How to Build Redis Master‑Slave Replication with Sentinel and Enable Automatic Failover
Learn step‑by‑step how to configure Redis master‑slave replication, set up Sentinel for health monitoring, automate failover, secure the deployment, tune performance, troubleshoot common issues, and integrate monitoring with Prometheus and Grafana, ensuring high‑availability for production workloads.
Overview
This guide explains how to turn a single‑node Redis instance into a production‑grade high‑availability service using master‑slave replication and Sentinel for automatic failover. It covers the underlying replication protocol, required configuration files, client integration, monitoring, troubleshooting, performance tuning, security hardening, and operational runbooks.

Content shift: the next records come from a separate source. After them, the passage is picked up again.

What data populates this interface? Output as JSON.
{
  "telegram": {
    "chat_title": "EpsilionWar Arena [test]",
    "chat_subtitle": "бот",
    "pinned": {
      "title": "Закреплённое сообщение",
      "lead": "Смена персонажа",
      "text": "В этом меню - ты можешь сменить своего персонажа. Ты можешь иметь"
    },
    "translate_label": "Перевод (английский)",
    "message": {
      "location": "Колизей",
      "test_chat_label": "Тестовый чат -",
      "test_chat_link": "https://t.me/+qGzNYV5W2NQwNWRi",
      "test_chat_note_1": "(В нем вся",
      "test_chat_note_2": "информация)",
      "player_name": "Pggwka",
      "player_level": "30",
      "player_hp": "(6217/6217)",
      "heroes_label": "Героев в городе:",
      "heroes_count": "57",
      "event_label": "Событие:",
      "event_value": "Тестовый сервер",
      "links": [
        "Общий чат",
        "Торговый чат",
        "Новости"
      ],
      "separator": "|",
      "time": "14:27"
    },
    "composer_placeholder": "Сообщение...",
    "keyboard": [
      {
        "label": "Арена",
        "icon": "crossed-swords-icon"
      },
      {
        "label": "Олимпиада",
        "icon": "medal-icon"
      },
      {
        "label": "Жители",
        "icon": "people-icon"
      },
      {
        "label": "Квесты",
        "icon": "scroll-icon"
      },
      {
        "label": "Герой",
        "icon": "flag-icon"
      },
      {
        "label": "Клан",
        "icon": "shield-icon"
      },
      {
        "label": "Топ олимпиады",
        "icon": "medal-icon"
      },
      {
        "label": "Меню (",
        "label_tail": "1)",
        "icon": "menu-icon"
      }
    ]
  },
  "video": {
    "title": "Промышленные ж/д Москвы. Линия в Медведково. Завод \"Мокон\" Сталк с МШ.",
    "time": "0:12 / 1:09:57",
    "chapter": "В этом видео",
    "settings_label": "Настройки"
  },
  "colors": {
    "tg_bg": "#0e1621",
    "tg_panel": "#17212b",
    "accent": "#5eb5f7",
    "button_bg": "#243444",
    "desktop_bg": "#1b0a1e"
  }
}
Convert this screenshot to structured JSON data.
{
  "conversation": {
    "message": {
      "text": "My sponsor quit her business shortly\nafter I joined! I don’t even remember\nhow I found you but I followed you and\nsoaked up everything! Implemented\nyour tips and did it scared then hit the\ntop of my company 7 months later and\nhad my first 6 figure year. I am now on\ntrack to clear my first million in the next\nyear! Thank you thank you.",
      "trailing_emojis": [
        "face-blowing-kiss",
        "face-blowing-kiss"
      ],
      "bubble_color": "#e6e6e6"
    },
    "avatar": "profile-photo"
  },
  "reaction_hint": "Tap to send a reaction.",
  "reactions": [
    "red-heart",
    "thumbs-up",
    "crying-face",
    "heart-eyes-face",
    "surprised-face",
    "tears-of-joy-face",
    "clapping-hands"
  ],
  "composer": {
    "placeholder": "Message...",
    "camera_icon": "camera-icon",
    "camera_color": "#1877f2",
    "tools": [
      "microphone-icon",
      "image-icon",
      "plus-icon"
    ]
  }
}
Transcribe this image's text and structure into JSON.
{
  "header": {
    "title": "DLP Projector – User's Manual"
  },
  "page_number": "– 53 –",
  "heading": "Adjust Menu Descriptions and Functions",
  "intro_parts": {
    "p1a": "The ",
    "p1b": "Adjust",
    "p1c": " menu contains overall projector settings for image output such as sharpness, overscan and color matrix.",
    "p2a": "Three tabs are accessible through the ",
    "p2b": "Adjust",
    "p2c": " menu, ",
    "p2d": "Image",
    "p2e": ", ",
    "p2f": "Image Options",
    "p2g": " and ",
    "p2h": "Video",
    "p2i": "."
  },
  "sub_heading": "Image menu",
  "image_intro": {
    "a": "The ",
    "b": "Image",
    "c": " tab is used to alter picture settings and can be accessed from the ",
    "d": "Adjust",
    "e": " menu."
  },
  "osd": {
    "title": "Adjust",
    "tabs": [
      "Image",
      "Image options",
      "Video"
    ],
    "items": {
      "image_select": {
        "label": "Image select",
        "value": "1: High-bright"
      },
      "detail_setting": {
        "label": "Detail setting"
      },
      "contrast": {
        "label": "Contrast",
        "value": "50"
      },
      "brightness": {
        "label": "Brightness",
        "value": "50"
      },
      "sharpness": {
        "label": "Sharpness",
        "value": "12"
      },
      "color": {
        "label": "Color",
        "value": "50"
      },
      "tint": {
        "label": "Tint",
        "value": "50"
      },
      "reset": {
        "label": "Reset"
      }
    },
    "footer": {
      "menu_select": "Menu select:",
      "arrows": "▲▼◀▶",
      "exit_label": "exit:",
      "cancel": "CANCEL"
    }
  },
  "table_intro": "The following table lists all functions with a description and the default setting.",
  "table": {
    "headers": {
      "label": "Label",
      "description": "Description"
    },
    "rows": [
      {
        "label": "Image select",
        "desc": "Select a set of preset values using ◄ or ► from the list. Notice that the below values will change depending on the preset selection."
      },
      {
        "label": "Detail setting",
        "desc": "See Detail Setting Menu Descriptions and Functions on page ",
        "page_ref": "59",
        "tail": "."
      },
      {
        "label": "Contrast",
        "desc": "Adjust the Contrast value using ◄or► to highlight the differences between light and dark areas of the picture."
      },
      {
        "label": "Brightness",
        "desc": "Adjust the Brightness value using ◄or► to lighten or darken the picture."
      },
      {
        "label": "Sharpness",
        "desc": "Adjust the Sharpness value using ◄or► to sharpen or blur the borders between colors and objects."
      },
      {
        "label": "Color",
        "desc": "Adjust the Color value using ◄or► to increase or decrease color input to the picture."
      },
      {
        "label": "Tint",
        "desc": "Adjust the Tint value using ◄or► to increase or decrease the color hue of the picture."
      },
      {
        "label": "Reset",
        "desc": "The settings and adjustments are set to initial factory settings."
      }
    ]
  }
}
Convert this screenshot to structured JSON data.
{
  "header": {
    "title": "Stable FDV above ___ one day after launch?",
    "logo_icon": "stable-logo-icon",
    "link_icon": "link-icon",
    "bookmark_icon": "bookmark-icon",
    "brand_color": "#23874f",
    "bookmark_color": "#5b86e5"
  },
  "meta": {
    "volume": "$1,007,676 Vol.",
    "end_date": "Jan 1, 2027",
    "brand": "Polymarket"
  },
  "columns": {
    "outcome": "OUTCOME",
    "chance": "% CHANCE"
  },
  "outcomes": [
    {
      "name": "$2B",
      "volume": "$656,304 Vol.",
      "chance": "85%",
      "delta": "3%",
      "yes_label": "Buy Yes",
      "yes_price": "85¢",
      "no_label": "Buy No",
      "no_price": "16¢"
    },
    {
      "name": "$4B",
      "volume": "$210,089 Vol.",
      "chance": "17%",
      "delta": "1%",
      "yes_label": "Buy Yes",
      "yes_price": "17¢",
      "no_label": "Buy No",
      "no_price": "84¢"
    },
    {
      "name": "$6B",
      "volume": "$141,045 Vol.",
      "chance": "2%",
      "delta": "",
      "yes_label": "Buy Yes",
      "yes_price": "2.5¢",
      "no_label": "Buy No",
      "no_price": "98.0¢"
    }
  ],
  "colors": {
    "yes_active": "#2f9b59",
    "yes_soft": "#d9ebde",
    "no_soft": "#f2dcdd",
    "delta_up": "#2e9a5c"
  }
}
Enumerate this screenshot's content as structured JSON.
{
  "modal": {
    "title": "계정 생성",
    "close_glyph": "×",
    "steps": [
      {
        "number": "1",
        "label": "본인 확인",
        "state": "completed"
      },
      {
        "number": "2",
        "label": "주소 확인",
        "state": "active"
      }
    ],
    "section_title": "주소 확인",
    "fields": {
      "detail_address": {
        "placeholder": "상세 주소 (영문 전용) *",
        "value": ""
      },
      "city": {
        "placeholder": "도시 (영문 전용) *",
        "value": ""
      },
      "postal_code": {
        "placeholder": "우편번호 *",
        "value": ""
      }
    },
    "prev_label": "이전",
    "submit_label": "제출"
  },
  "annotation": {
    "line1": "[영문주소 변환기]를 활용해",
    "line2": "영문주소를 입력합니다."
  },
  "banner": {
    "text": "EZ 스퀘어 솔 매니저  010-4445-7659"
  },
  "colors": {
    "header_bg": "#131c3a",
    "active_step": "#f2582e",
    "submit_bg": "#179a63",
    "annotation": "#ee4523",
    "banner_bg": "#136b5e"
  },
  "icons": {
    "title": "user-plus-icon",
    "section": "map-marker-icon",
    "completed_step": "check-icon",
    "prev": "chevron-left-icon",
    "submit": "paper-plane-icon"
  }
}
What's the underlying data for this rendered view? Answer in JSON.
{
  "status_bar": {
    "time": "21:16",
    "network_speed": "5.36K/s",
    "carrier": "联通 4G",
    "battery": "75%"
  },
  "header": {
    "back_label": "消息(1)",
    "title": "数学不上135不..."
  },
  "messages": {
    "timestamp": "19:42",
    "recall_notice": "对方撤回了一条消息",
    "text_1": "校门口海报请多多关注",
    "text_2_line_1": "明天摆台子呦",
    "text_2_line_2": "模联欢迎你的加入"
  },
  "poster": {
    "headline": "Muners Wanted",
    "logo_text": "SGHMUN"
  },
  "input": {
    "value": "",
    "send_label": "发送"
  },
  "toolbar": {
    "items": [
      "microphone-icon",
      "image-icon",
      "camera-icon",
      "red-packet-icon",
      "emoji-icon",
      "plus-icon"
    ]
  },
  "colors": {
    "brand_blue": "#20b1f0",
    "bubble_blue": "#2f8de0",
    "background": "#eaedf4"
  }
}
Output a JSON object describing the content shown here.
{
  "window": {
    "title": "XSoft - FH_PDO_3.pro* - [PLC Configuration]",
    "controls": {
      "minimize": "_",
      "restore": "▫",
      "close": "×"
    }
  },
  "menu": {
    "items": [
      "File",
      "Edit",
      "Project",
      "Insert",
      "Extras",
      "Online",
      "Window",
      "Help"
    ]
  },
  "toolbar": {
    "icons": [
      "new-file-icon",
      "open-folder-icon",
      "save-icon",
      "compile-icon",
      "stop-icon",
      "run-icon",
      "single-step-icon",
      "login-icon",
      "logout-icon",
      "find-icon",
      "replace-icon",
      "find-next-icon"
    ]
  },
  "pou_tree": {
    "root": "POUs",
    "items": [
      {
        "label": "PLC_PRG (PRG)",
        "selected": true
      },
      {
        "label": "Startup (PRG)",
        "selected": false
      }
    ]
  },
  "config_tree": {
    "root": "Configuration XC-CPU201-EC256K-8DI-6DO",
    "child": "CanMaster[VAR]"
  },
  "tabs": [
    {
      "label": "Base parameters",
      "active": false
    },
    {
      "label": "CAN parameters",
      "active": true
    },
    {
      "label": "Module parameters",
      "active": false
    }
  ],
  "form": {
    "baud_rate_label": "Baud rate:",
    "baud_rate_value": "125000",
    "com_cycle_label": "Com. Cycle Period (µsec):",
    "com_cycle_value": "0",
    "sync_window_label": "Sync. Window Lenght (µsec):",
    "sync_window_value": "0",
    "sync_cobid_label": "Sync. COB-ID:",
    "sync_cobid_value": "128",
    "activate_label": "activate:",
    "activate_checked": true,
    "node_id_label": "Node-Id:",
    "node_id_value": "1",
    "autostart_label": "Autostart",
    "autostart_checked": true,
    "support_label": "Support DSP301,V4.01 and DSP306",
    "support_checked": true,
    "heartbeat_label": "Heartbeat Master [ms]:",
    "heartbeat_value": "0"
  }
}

Redis Replication Mechanics
Redis replication is a hybrid push‑pull model. A slave connects to the master and sends PSYNC. The master decides whether to perform a full sync (RDB snapshot + command replay) or a partial sync (send only the missing entries from the repl_backlog buffer).
Key fields: replid – the replication ID. It changes on master restart, forcing a full sync. offset – the replication offset. The difference master_repl_offset - slave_repl_offset indicates how far the slave lags.
Typical INFO replication output shows role, master_link_status, master_last_io_seconds_ago, and the offsets.
Sentinel Architecture
Sentinel runs as an independent process (usually three or five instances). Its responsibilities are:
Continuously PING master and slaves to detect failures (monitoring).
Notify administrators via scripts (notification).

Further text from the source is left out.